7. Discussion et conclusion
L'échelle N proposée ici s'appuie délibérément sur une convention à laquelle le lecteur fait déjà confiance. Un audiophile prêt à payer le sixième neuf d'un conducteur en cuivre a déjà accepté le principe selon lequel la contamination paramagnétique résiduelle et les centres de diffusion, mesurés en parties par million, méritent d'être maîtrisés. Nous n'avons fait qu'appliquer ce principe, et la même catégorie de mesure, au matériau sur lequel repose le conducteur — pour constater que l'habitude de l'industrie consistant à classer le métal à six neuf tout en le posant sur un feuillu non classé, chargé de fer et actif par ses tanins, constitue une asymétrie qui ne survit pas au simple fait d'être énoncée.
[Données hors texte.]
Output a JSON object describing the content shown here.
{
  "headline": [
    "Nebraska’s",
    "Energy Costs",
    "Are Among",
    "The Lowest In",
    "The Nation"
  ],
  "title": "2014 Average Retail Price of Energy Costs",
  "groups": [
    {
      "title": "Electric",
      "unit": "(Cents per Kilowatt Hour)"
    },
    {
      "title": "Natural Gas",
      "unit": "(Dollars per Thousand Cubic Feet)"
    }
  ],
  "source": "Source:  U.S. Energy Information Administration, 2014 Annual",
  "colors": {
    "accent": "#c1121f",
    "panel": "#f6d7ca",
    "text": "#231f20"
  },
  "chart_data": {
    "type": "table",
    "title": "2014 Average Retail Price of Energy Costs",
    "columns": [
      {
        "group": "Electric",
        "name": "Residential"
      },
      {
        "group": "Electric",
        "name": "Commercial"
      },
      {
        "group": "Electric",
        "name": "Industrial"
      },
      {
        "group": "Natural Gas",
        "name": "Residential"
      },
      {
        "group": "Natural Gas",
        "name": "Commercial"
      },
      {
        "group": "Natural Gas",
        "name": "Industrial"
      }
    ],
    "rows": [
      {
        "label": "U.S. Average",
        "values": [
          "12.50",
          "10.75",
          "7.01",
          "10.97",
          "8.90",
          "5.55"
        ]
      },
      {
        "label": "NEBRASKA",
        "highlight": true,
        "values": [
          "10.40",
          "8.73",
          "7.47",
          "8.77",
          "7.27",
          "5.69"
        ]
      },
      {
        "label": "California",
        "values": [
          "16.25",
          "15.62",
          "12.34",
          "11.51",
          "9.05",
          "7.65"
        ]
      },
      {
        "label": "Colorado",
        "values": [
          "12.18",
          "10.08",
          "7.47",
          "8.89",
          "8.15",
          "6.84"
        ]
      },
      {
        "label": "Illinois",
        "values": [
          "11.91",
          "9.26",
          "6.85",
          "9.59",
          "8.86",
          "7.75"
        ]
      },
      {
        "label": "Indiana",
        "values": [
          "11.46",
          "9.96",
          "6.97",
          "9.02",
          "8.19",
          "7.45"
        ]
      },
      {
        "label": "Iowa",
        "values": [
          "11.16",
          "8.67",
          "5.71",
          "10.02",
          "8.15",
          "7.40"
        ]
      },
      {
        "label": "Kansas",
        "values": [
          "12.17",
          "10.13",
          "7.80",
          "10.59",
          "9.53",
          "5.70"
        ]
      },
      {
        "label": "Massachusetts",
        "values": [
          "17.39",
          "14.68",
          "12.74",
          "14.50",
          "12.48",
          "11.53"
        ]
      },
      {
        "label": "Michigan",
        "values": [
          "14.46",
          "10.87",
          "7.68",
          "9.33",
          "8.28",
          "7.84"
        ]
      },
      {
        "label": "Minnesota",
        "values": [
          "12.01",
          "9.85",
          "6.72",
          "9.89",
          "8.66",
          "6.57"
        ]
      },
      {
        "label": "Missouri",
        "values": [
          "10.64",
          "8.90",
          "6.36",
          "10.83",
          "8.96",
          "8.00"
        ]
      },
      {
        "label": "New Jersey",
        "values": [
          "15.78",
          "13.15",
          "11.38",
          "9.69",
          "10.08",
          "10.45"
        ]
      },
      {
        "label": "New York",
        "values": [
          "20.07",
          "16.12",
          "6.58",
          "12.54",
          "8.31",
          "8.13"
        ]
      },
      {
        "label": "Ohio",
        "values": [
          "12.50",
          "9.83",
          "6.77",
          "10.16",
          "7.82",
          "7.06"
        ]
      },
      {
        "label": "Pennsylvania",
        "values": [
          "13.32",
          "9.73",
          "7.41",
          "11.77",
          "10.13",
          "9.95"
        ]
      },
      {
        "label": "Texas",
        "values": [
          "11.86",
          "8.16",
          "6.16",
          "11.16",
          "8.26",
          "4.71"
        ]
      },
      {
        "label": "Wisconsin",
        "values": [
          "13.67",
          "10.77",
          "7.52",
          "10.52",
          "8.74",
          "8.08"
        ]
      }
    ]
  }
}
Le teck de plantation équatorial atteint la neutralité 5N à la livraison et 6N après sélection, pour des raisons entièrement prosaïques : conditions de croissance pauvres en fer, récolte jeune, absence de chimie tanin-fer, faible teneur en résine et ligne de base diamagnétique commune à tout bois propre. Ce n'est pas un matériau magique. C'est un matériau propre, mesuré, classé et laissé brut afin de le rester. Chaque Bloc d'Élévation Equatorial est livré avec le grade de sa bille, sa valeur Fe + Mn et sa susceptibilité mesurée imprimés sur le certificat. Nous invitons le lecteur à demander les chiffres équivalents à tout autre fabricant de supports audio, puis à noter la réponse.